Still, I think common sense dictates that writers lean toward introversion, though there are plenty of exceptions.  Somehow a monstruous, flaming ego like Earnest Hemingway managed to win the Nobel Prize for Literature.  As did Winston Churchill, no one’s idea of a wall flower.  I could easily provide a list of mystery and thriller writers who could have

succeeded as standups or late-night talk show hosts (though Johnny Carson was, in fact, an introvert; deviations litter every argument.)  The most flamboyant of my closest friends started out his career as a freelance journalist.  I imagine someone had to strap him into his chair until the article was finished. 

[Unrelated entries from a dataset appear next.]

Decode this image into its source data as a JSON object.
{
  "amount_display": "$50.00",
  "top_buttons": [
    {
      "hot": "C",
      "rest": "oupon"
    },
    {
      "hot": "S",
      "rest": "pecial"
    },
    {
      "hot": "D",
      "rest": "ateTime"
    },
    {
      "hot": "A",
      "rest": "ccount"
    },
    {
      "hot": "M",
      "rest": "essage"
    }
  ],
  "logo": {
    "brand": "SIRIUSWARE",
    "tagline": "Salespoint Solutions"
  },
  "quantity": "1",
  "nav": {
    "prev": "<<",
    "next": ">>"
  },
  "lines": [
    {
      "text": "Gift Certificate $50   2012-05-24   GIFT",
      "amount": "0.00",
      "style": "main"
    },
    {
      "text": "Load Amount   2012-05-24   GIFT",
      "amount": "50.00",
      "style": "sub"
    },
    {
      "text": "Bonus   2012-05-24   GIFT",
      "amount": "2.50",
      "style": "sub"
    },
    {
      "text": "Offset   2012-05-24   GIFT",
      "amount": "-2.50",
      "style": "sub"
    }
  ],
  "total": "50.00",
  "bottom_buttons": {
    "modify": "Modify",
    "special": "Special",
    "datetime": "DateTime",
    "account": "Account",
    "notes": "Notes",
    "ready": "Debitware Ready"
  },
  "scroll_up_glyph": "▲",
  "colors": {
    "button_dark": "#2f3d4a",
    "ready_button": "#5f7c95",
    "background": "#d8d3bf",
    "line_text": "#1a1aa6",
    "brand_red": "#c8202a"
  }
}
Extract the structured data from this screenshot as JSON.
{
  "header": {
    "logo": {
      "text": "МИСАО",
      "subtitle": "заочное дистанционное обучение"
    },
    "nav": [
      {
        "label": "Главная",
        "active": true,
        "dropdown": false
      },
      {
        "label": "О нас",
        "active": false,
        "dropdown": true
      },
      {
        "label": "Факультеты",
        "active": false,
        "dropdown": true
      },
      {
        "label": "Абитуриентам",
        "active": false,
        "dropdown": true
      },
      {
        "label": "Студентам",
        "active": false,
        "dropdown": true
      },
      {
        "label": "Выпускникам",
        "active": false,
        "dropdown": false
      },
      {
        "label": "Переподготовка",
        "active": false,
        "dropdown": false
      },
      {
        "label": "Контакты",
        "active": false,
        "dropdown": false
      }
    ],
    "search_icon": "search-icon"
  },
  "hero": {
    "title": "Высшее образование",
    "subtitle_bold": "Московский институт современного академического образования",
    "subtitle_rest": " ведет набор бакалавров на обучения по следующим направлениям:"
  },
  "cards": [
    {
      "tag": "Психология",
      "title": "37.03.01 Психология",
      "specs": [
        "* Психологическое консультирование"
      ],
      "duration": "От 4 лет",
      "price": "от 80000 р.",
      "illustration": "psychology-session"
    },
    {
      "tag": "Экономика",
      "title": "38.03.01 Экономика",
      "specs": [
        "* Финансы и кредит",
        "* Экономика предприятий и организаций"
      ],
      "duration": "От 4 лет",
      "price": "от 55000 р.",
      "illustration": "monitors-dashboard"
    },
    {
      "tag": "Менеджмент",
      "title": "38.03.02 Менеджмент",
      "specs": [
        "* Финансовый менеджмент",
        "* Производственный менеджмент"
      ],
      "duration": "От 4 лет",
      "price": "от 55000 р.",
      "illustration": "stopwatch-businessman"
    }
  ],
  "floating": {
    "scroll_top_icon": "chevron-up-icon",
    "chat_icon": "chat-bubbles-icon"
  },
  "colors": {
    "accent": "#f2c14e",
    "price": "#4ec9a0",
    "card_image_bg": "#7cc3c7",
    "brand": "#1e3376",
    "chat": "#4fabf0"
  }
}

Introverts do have one clear advantage.  While extroverts are shaking hands, kissing cheeks and angling for attention, introverts are watching the room.  They notice little slights and flirtations, they size up personalities and sniff out phony posturing.  Their nerves tingle from the social dynamic, registering envy, vanity and lust.  All of this gets stored away on mental file cards for future use.

        Most of the writers I know fit this description, yet they have a small contingent of people to whom they are very attached.  They prefer to go deep rather than wide.  I’ll cop to being one of those. 

We can turn it on when we need to, then quietly slip back to the keyboard.